Meine Zeit in Berlin – oder wie ich bespitzelt wurde

– veröffentlicht am 18.07.2013 –

Es ist schon ein paar Jahre her, da wohnte ich mitten in der Nachbarschaft von hoch dekorierten Militärangehörigen sowie Botschaftern in Berlin. Zuvor war ich noch bei der Armee beschäftigt, mein kurzes Intermezzo beim Bundesnachrichtendienst hatte mir ebenfalls keinerlei Befriedigung gebracht.

Der damalige Bundeskanzler Gerhard Schröder hatte seine Gastresidenz ungefähr 200 m Luftlinie von mir entfernt.

Regelmäßig fuhren Staatskarossen vorbei.

Besonders beeindruckend ist die Erinnerung, wie der Präsident der Russischen Föderation zu Gast war – Wladimir Putin.

Die Botschafter beauftragten ihre Angestellten, die Gärten und Fassaden besonders gepflegt aussehen zu lassen.

Alles wurde abgesperrt. Selbst eine Kanalratte mit umgeschnalltem Bombenrucksack und Fernzündung wäre aufgeflogen und von den Scharfschützen auf den Dächern abgeknallt worden. Unzählige Polizeiautos, Motorräder, schwarze gepanzerte Edelkarossen und Krankenwagen standen herum. Sie warteten nur darauf, mit Wladimir wieder loszufahren. Hubschrauber kreisten über meine bescheidene Hütte und hielten mit Nachtsichtkameras, digitalem Kartensystem, GPS und Radar Ausschau nach potenziellen Attentätern. Auch PRISM (eine Teilsoftware von dem groß angelegten Überwachungsprogramm „Stellar Wind“) von der NSA lief bereits auf Hochtouren und lieferte dem Bundesnachrichtendienst vorab Informationen über ungewöhnliche elektronische Vorgänge, indem es auf wichtige, streng geheime Datenbanken wie beispielsweise Mainway, Marina, Nucleon, Dishfire und Pinwale zugriff. Später sollte der BND die für ihn  maßgeschneiderte Lösung XKeyscore erhalten.

Der Aufwand war unfassbar. Hunderttausende – wenn nicht gar Millionen – von Steuergeldern wurden verprasst, damit die beiden Genossen Gerhard und Wladimir in Ruhe ihr Bier trinken und auf ihre Freundschaft anstoßen konnten.
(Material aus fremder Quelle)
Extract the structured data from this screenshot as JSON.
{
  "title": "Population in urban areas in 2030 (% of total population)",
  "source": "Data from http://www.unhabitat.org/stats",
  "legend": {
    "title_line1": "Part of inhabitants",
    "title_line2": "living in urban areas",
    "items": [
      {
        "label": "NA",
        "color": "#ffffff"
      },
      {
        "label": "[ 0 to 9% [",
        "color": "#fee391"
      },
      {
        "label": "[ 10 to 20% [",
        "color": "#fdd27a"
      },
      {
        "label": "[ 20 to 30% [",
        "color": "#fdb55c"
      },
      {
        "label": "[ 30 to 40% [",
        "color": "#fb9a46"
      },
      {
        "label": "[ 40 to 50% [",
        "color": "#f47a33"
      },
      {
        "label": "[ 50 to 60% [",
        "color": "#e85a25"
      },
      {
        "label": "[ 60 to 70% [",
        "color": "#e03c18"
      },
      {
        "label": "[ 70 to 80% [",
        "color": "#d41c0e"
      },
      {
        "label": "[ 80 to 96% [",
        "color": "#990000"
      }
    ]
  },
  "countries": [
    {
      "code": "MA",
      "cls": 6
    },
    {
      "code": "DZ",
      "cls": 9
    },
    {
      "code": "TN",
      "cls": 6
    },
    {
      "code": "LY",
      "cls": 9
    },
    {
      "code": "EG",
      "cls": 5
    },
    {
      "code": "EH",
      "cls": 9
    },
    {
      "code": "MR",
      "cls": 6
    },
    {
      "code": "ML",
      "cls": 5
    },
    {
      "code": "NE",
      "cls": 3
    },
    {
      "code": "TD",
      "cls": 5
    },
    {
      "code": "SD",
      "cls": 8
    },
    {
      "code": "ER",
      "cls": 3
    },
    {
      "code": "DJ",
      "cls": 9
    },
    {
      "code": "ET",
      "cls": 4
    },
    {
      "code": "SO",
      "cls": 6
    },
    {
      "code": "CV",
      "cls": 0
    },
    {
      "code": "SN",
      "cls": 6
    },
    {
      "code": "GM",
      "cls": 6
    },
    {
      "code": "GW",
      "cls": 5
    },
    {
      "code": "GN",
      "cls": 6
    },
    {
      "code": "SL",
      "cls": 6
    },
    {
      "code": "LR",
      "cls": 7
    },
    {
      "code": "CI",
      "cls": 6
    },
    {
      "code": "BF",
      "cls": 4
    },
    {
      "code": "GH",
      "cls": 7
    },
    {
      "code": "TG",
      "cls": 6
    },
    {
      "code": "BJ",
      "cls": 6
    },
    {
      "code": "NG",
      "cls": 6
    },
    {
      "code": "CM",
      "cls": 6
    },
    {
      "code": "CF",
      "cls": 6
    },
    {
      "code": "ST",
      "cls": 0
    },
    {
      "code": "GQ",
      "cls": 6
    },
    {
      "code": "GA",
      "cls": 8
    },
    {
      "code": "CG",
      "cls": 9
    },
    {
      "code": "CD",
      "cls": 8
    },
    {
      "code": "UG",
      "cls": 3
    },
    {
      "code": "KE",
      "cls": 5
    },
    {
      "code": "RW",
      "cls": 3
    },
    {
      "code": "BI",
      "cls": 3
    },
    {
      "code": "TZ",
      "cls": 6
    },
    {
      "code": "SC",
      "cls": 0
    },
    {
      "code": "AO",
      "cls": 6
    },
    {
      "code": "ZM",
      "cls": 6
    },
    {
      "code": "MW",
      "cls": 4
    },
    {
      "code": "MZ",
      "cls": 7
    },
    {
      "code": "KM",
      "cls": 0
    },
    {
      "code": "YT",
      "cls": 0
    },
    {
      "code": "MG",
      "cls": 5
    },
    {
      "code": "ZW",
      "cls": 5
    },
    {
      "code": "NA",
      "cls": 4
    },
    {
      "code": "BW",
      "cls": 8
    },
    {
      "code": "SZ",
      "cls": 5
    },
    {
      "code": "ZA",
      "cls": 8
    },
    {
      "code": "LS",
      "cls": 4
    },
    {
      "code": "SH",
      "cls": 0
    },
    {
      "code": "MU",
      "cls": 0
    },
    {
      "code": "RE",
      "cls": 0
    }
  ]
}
Zumindest stand über ein dreiviertel Jahr dieser blaue Mercedes Kastenwagen direkt vor meinem Haus. Neu zugelassen, keinerlei Gebrauchsspuren. Der Laderaum besaß keine Scheiben und war nicht einzusehen. Er war mit Werbung einer „Bauüberwachungsfirma“ zugekleistert. Diese Kiste war immer blitz und blank poliert. Selbst der Pollenflug der Bäume schien nicht am Lack haften zu wollen. Irgendjemand musste den Mercedes also pflegen und regelmäßig durch die Waschstraße fahren. Selbst im Innenraum herrschte immer größte deutsche Sorgfalt. Nur habe ich NIE gesehen, dass das Auto wegfuhr – und glaubt mir, ich habe darauf geachtet. Nicht nur ich alleine, auch meine befreundeten Nachbarn im selben Haus haben ein Auge auf die Schleuder geworfen. Monatelang bewegte sich diese Hämorrhoidenschaukel einfach nicht.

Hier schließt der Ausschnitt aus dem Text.